Emotional wellness at work = healthy bottom lines
We all want to work in places where we feel at our best. From an employers’ viewpoint, people who feel at their best can perform at their best.
Everyone we encounter can impact our sense of wellness. Some encounters are quite nourishing, some toxic. The toxic ones are those that leave us upset – at the neural level. This means an amygdala hijack, where we are in the grip of distressing emotions. The prefrontal area is being driven by the agitated amygdala: we can’t focus on anything besides what’s upsetting. We remember best whatever is relevant to that upset, and we fall back on ways of thinking and acting from childhood. Not the best state to get work done in.
On the other hand, when we are at our absolute best – in flow – our brain is in a state of neural harmony and maximal cognitive efficiency. We feel great, and can apply whatever skills we may have at their peak.

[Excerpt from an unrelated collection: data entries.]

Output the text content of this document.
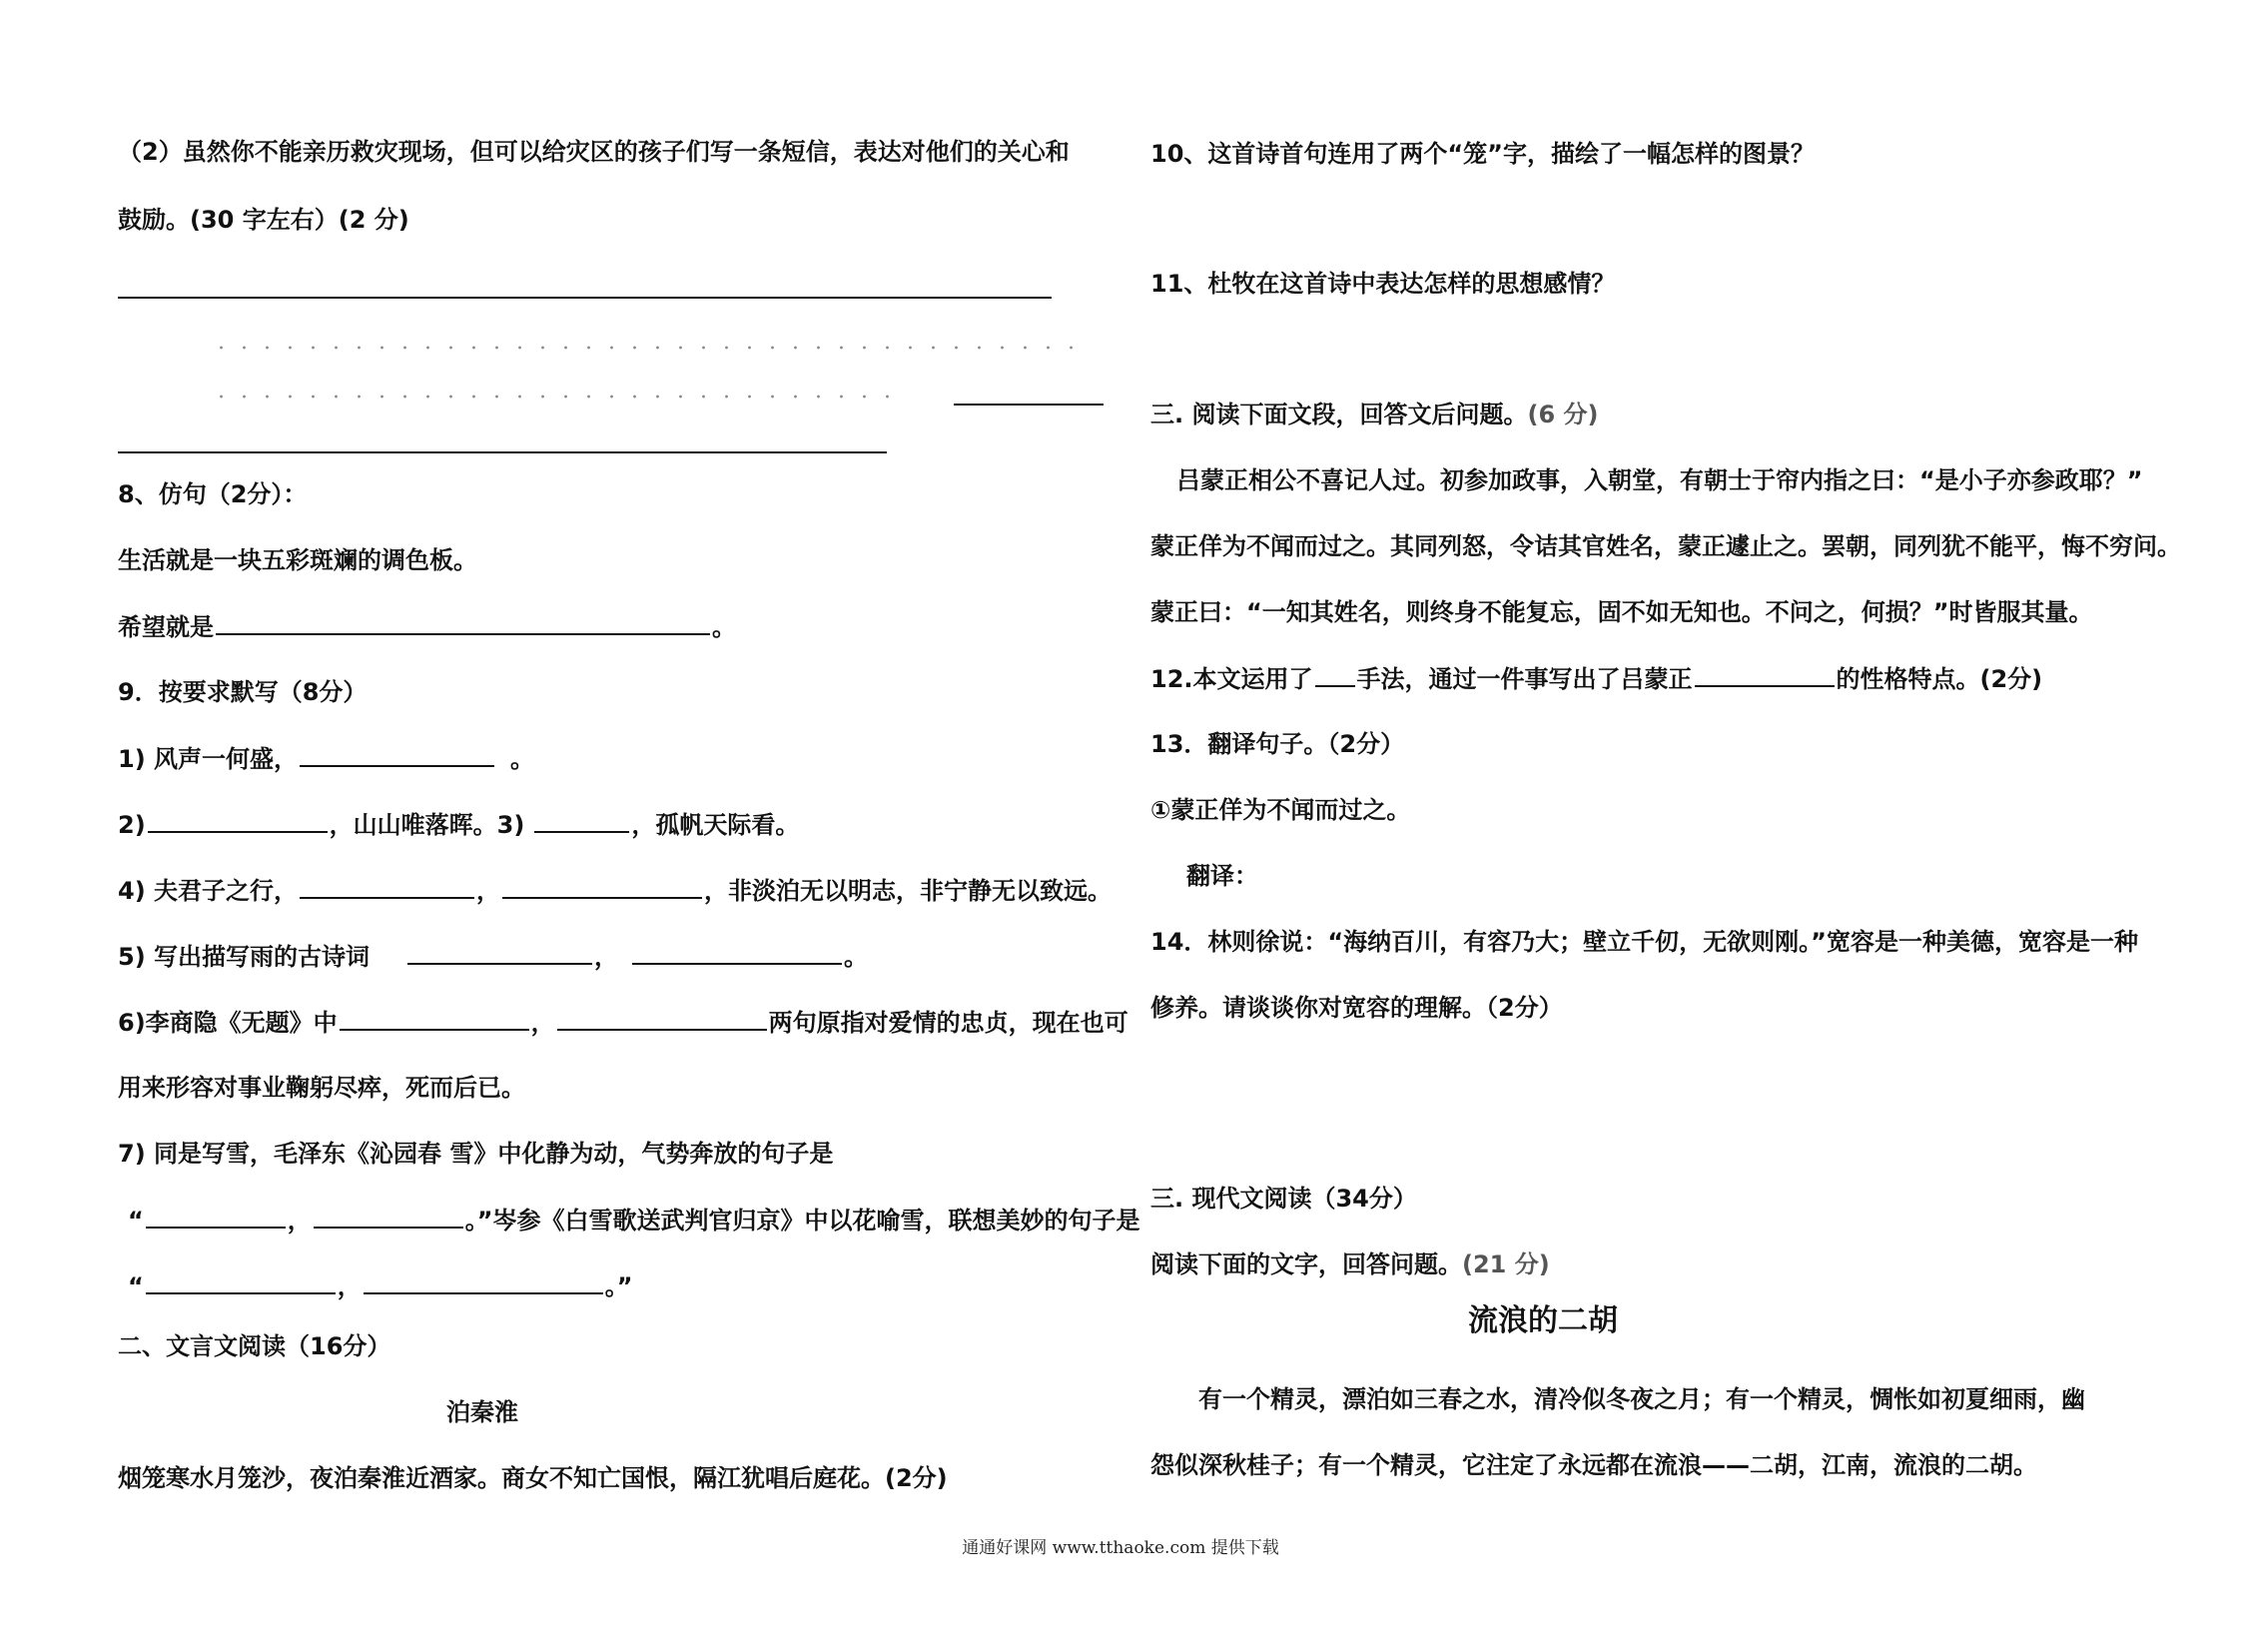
（2）虽然你不能亲历救灾现场，但可以给灾区的孩子们写一条短信，表达对他们的关心和
鼓励。(30 字左右）(2 分)
8、仿句（2分）：
生活就是一块五彩斑斓的调色板。
希望就是	。
9．按要求默写（8分）
1) 风声一何盛，	。
2)	，山山唯落晖。3)	，孤帆天际看。
4) 夫君子之行，	，	，非淡泊无以明志，非宁静无以致远。
5) 写出描写雨的古诗词	，	。
6)李商隐《无题》中	，	两句原指对爱情的忠贞，现在也可
用来形容对事业鞠躬尽瘁，死而后已。
7) 同是写雪，毛泽东《沁园春 雪》中化静为动，气势奔放的句子是
“	，	。”岑参《白雪歌送武判官归京》中以花喻雪，联想美妙的句子是
“	，	。”
二、文言文阅读（16分）
泊秦淮
烟笼寒水月笼沙，夜泊秦淮近酒家。商女不知亡国恨，隔江犹唱后庭花。(2分)
10、这首诗首句连用了两个“笼”字，描绘了一幅怎样的图景？
11、杜牧在这首诗中表达怎样的思想感情？
三. 阅读下面文段，回答文后问题。(6 分)
吕蒙正相公不喜记人过。初参加政事，入朝堂，有朝士于帘内指之曰：“是小子亦参政耶？”
蒙正佯为不闻而过之。其同列怒，令诘其官姓名，蒙正遽止之。罢朝，同列犹不能平，悔不穷问。
蒙正曰：“一知其姓名，则终身不能复忘，固不如无知也。不问之，何损？”时皆服其量。
12.本文运用了 手法，通过一件事写出了吕蒙正	的性格特点。(2分)
13．翻译句子。（2分）
①蒙正佯为不闻而过之。
翻译：
14．林则徐说：“海纳百川，有容乃大；壁立千仞，无欲则刚。”宽容是一种美德，宽容是一种
修养。请谈谈你对宽容的理解。（2分）
三. 现代文阅读（34分）
阅读下面的文字，回答问题。(21 分)
流浪的二胡
有一个精灵，漂泊如三春之水，清冷似冬夜之月；有一个精灵，惆怅如初夏细雨，幽
怨似深秋桂子；有一个精灵，它注定了永远都在流浪——二胡，江南，流浪的二胡。
通通好课网 www.tthaoke.com 提供下载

Leadership has a great deal to do with which way our inner state goes. Emotions are contagious. And they flow most strongly from the most powerful person in a group outward. This gives leaders a great tool, and a great responsibility. A leader needs to manage her own emotional state well, so she can impact others in the direction of well being.
That impact is not so much in what a leader does, as what he sends in nonverbal – tone of voice, facial expression, all the emotional channels the brain has been wired to read and react to. So this happens best when those signals reflect the leader’s own state. Helping others get and stay in that state of well being begins with helping ourselves get there.